Se nos exige amar u odiar tal o cual país o tal o cual pueblo. Pero algunos de nosotros sentimos demasiado bien nuestras semejanzas con todos los hombres para aceptar esta elección. La única manera de amar al pueblo ruso, en reconocimiento de lo que jamás ha dejado de ser, es decir, la levadura del mundo desde donde habla Tolstoi y Gorki, no es la de desearle las aventuras del poder, sino la de ahorrarle, después de tantas pruebas pasadas, un nuevo y terrible derramamiento de sangre. Lo mismo para el pueblo americano y para la desgraciada Europa. Esta es la clase de verdades elementales que se olvidan entre los furores del presente.
Sí, lo que hay que combatir hoy es el miedo y el silencio, y con ellos la separación de los espíritus y las almas que ello implica. Lo que hay que defender es el diálogo y la comunicación universal entre los hombres. La servidumbre, la injusticia, la mentira, son las calamidades que rompen esta comunicación e interfieren el diálogo. Es por eso que debemos rechazarlos. Pero estas calamidades son hoy la materia misma de la historia y, por lo tanto, muchos hombres las consideran como males necesarios. Y es bien cierto, por supuesto, que nosotros no podemos escapar de la historia, puesto que estamos sumergidos hasta el cuello en ella. Pero se puede pretender luchar en la historia para preservar esa parte del hombre que no pertenece a ella. Esto es todo lo que yo he querido decir aquí. Y en todo caso yo definiré mejor esta actitud y el espíritu de estos artículos, por un razonamiento sobre el cual quisiera, antes de terminar, que se medite lealmente.
Un gran experimento encamina hoy día a todas las naciones del mundo según las leyes del poder y la dominación. Yo no diré que hay que impedir o dejar continuar este experimento. El tal experimento tiene necesidad de que lo ayudemos y, por el momento, se ríe de nuestra oposición. El experimento continuará, entonces. Yo plantearé simplemente esta pregunta: ¿qué pasará si el experimento fracasa, si la lógica de la historia, sobre la cual tantas mentes descansan, fracasa? ¿ qué pasará, si a pesar de dos o tres guerras, a pesar del sacrificio de muchas generaciones y de algunos valores, nuestros nietos, suponiendo que ellos existan, no se encuentran más cerca de la sociedad universal? Pasará que los sobrevivientes de ese experimento no tendrán siquiera la fuerza para ser testigos de su propia agonía. Puesto que el experimento prosigue y que es inevitable que siga adelante, no es malo que los hombres asuman la tarea de preservar, a lo largo de la historia apocalíptica que nos espera, la reflexión modesta que, sin pretender resolverlo todo, estará siempre dispuesta a dar un sentido a la vida cotidiana, en cualquier momento. Lo esencial es que los hombres pesen bien, de una vez por todas, el precio que tendrán que pagar.
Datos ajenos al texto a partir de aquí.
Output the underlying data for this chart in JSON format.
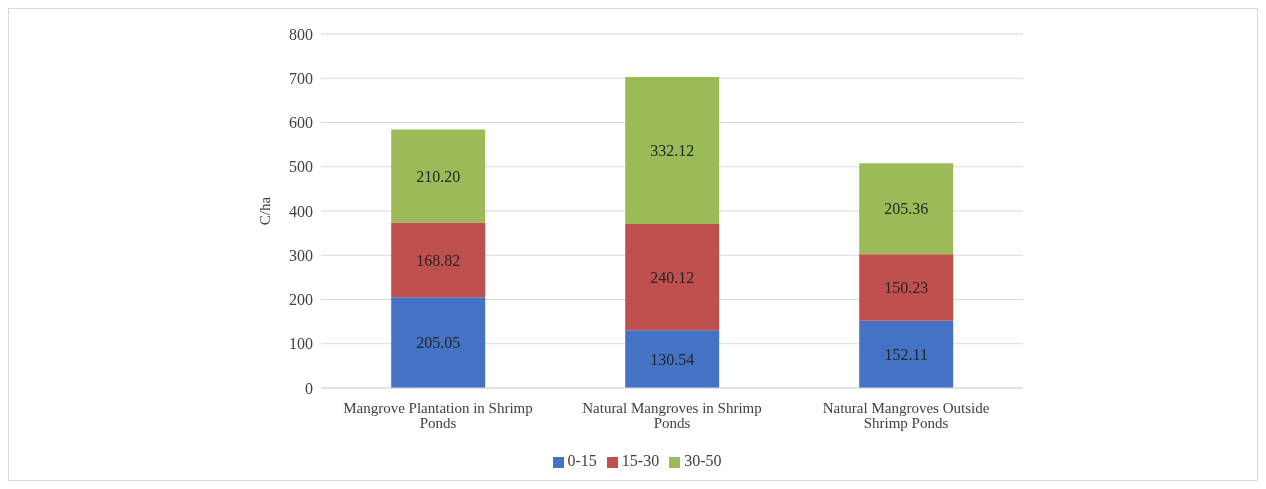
{
  "chart_data": {
    "type": "bar",
    "stacked": true,
    "ylabel": "C/ha",
    "categories": [
      "Mangrove Plantation in Shrimp Ponds",
      "Natural Mangroves in Shrimp Ponds",
      "Natural Mangroves Outside Shrimp Ponds"
    ],
    "series": [
      {
        "name": "0-15",
        "color": "#4472c4",
        "values": [
          205.05,
          130.54,
          152.11
        ],
        "value_labels": [
          "205.05",
          "130.54",
          "152.11"
        ]
      },
      {
        "name": "15-30",
        "color": "#c0504d",
        "values": [
          168.82,
          240.12,
          150.23
        ],
        "value_labels": [
          "168.82",
          "240.12",
          "150.23"
        ]
      },
      {
        "name": "30-50",
        "color": "#9bbb59",
        "values": [
          210.2,
          332.12,
          205.36
        ],
        "value_labels": [
          "210.20",
          "332.12",
          "205.36"
        ]
      }
    ],
    "ylim": [
      0,
      800
    ],
    "yticks": [
      0,
      100,
      200,
      300,
      400,
      500,
      600,
      700,
      800
    ],
    "grid": "y",
    "legend": "bottom"
  }
}
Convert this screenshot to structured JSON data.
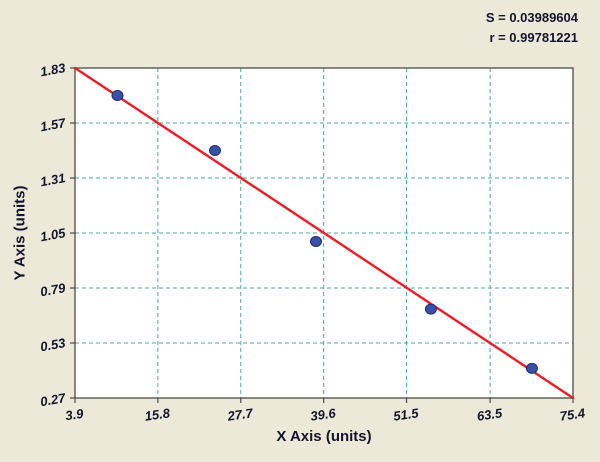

Yo puedo concluir ahora. Lo que me parece deseable, en este momento, es que en medio de un mundo de muerte, se decida reflexionar sobre la muerte y elegir. Si esto puede hacerse, nos dividiremos entonces entre los que aceptan el rigor de ser los asesinos (verdugos) y los que lo rehúsan con todas sus fuerzas. Puesto que esta terrible división existe, será un progreso al menos hacerla evidente. A través de los cinco continentes, y en los años que vienen, una interminable lucha va a desarrollarse entre la violencia y la prédica. Es cierto que las posibilidades de la primera son mil veces más grandes que las de la última. Pero yo siempre he pensado que si el hombre esperanzado en la condición humana es un loco, el que desespera de los acontecimientos es un cobarde. Y en adelante, el único honor será el de mantener, obstinadamente esta formidable lucha que decidirá por fin si las palabras son más fuertes que las balas.